Member of the Virginia House of Delegates from the Prince Edward County district
- In office 1865–1869
- Preceded by: Thomas H. Flood
- Succeeded by: James W. D. Bland

Personal details
- Born: Francis Nathaniel Watkins April 1813 Prince Edward County, Virginia, U.S.
- Died: September 5, 1885 (aged 72) Lynchburg, Virginia, U.S.
- Spouse: Martha Ann Scott ​(m. 1838)​
- Children: 12, including Asa
- Parent: Henry E. Watkins (father);
- Education: Hampden–Sidney College University of Virginia
- Alma mater: Amherst College (BA)
- Occupation: Politician; judge; bank president;

= Francis N. Watkins =

American politician and judge (1813–1885)

Francis Nathaniel Watkins (April 1813 – September 5, 1885) was an American politician, judge and banker from Virginia. He served as a member of the Virginia House of Delegates.

==Early life==
Francis Nathaniel Watkins was born on April 14 (or 24), 1813, in Prince Edward County, Virginia, to Agnes W. (née Venable) and Henry E. Watkins. His father was a member of the Virginia Senate and was a captain in the War of 1812. He was educated by Reverend P. Calhoun and attended private schools in Virginia. He attended Hampden–Sidney College from 1829 to 1830 and graduated from Amherst College with a Bachelor of Arts in 1832. He studied law with J. Read of Virginia and attended the University of Virginia from 1832 to 1835. He was admitted to the bar in 1835.

==Career==
Watkins practiced law in Prince Edward and adjacent counties from 1835 to 1849. He had a partnership with Stephen Southall. He was an officer in Farmer's Bank of Virginia from 1849 to 1864. He continued practicing law from 1864 to 1870. He served as a member of the Virginia House of Delegates, representing Prince Edward County, from 1865 to 1869. In 1870, he began serving as a county judge in Prince Edward County. He served for 14 years. In 1872, he became president of the Commercial Bank in Farmville.

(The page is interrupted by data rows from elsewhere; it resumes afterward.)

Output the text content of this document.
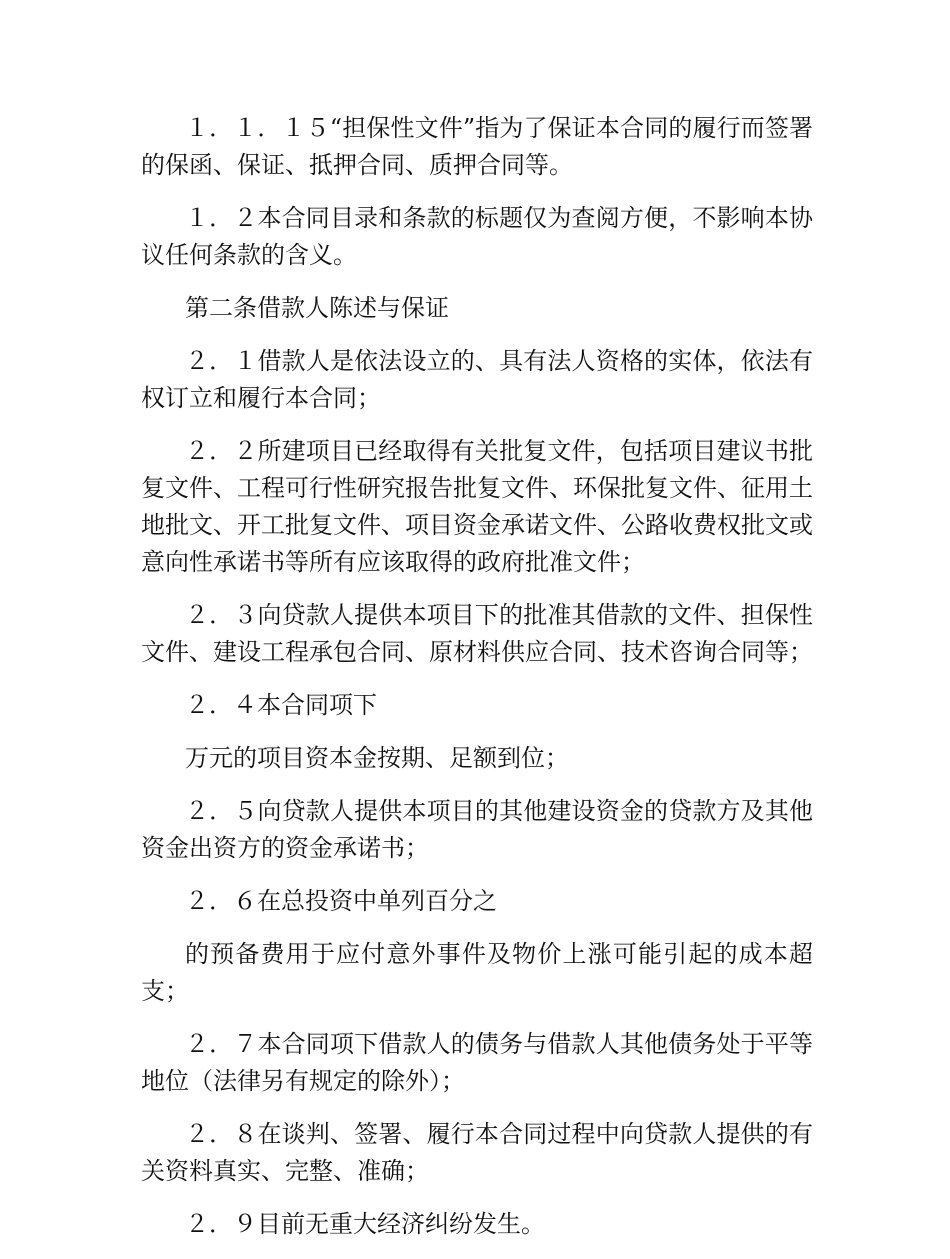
１．１．１５“担保性文件”指为了保证本合同的履行而签署的保函、保证、抵押合同、质押合同等。

１．２本合同目录和条款的标题仅为查阅方便，不影响本协议任何条款的含义。

第二条借款人陈述与保证

２．１借款人是依法设立的、具有法人资格的实体，依法有权订立和履行本合同；

２．２所建项目已经取得有关批复文件，包括项目建议书批复文件、工程可行性研究报告批复文件、环保批复文件、征用土地批文、开工批复文件、项目资金承诺文件、公路收费权批文或意向性承诺书等所有应该取得的政府批准文件；

２．３向贷款人提供本项目下的批准其借款的文件、担保性文件、建设工程承包合同、原材料供应合同、技术咨询合同等；

２．４本合同项下

万元的项目资本金按期、足额到位；

２．５向贷款人提供本项目的其他建设资金的贷款方及其他资金出资方的资金承诺书；

２．６在总投资中单列百分之

的预备费用于应付意外事件及物价上涨可能引起的成本超支；

２．７本合同项下借款人的债务与借款人其他债务处于平等地位（法律另有规定的除外）；

２．８在谈判、签署、履行本合同过程中向贷款人提供的有关资料真实、完整、准确；

２．９目前无重大经济纠纷发生。
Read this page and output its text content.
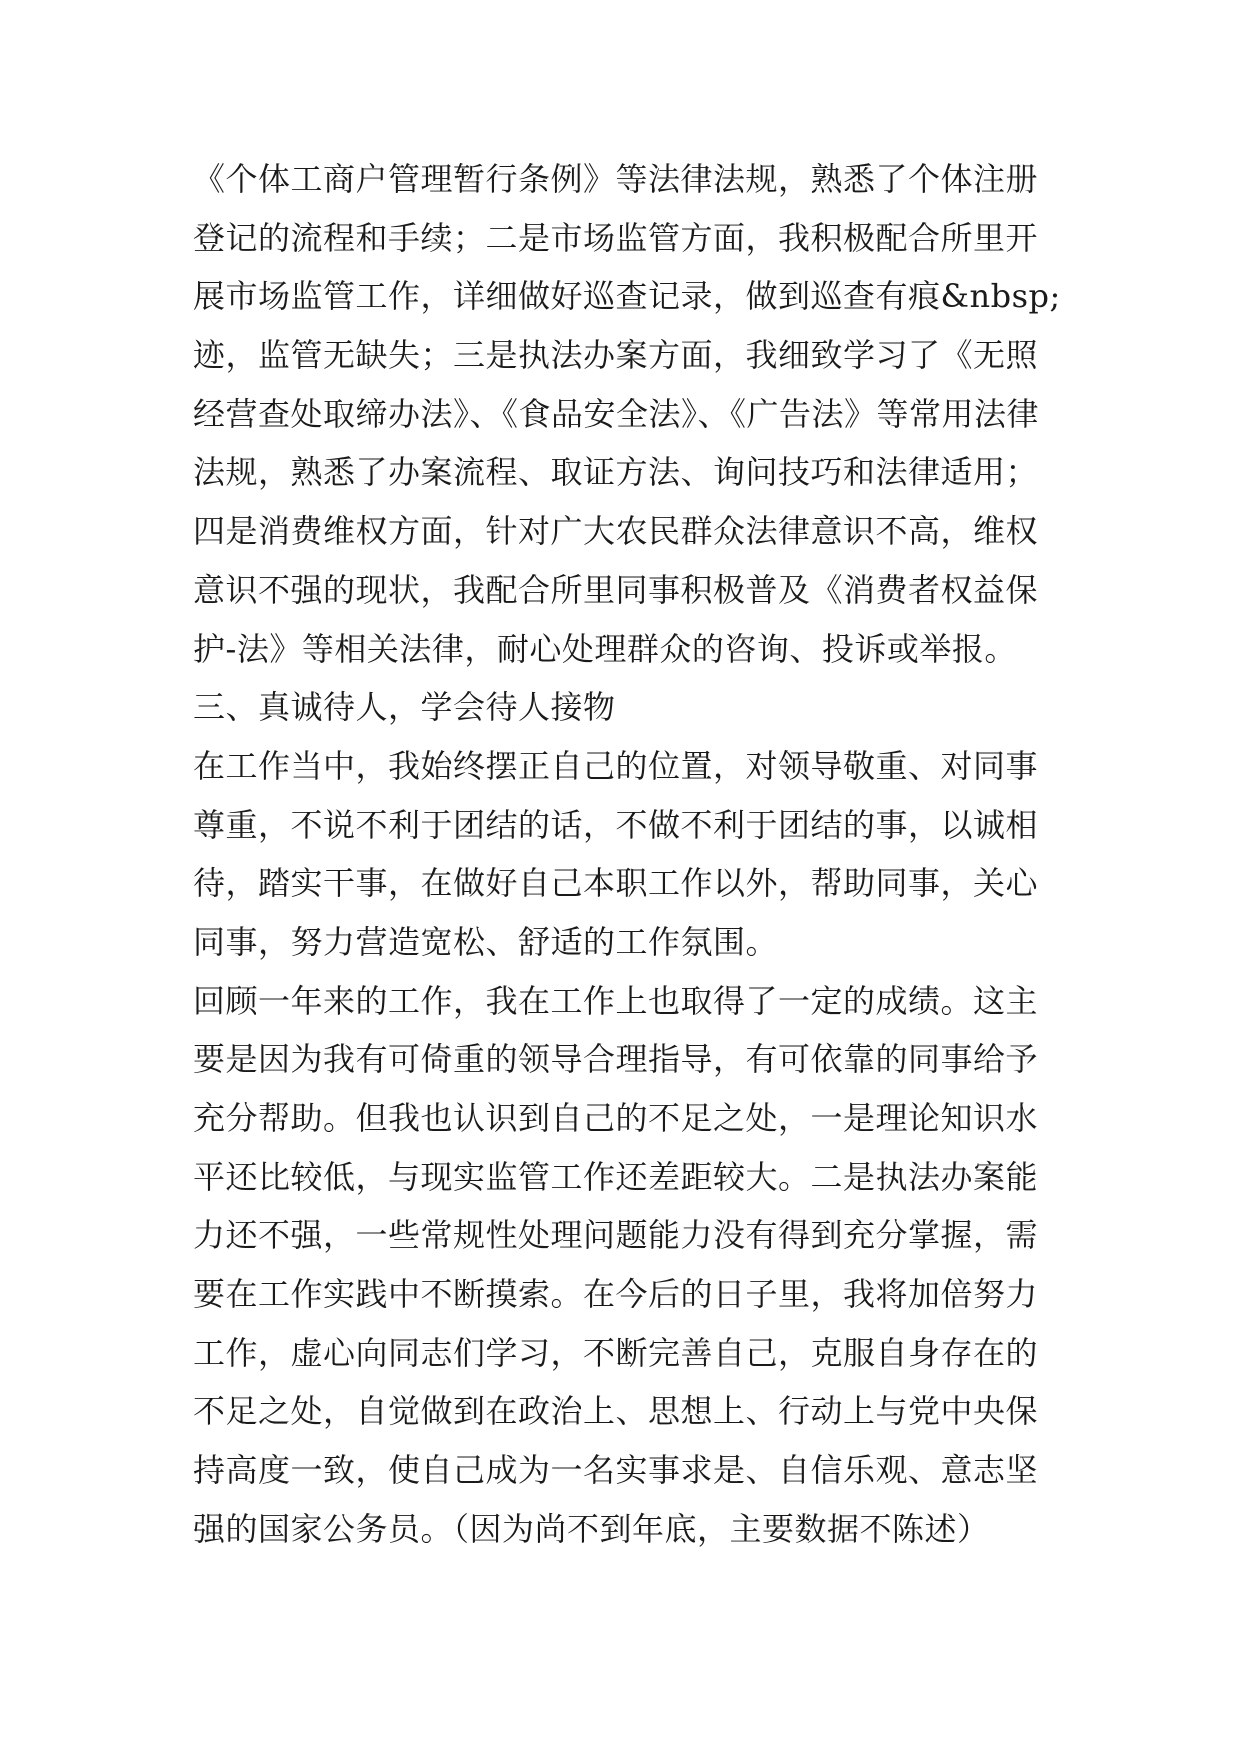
《个体工商户管理暂行条例》等法律法规，熟悉了个体注册
登记的流程和手续；二是市场监管方面，我积极配合所里开
展市场监管工作，详细做好巡查记录，做到巡查有痕&nbsp;
迹，监管无缺失；三是执法办案方面，我细致学习了《无照
经营查处取缔办法》、《食品安全法》、《广告法》等常用法律
法规，熟悉了办案流程、取证方法、询问技巧和法律适用；
四是消费维权方面，针对广大农民群众法律意识不高，维权
意识不强的现状，我配合所里同事积极普及《消费者权益保
护-法》等相关法律，耐心处理群众的咨询、投诉或举报。
三、真诚待人，学会待人接物
在工作当中，我始终摆正自己的位置，对领导敬重、对同事
尊重，不说不利于团结的话，不做不利于团结的事，以诚相
待，踏实干事，在做好自己本职工作以外，帮助同事，关心
同事，努力营造宽松、舒适的工作氛围。
回顾一年来的工作，我在工作上也取得了一定的成绩。这主
要是因为我有可倚重的领导合理指导，有可依靠的同事给予
充分帮助。但我也认识到自己的不足之处，一是理论知识水
平还比较低，与现实监管工作还差距较大。二是执法办案能
力还不强，一些常规性处理问题能力没有得到充分掌握，需
要在工作实践中不断摸索。在今后的日子里，我将加倍努力
工作，虚心向同志们学习，不断完善自己，克服自身存在的
不足之处，自觉做到在政治上、思想上、行动上与党中央保
持高度一致，使自己成为一名实事求是、自信乐观、意志坚
强的国家公务员。（因为尚不到年底，主要数据不陈述）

Watkins was a treasurer and secretary of Union Theological Seminary for 40 years. He was member of the board of trustees of Hampden–Sidney College for 14 years. He was also affiliated with the State Normal School.

==Personal life==
Watkins married Martha Ann Scott, daughter of John Watts Scott, of Tallahatchie County, Mississippi, on August 29, 1838. They had 12 children, including Asa D., Henry E., Charles Turner, Agnes V., Kate C. and Margaret "Maggie" Leigh. He lived in Farmville. His son Asa served in the Virginia Senate. Watkins became a ruling elder at Farmville Presbyterian Church in 1844.

Watkins died on September 5, 1885, in Lynchburg.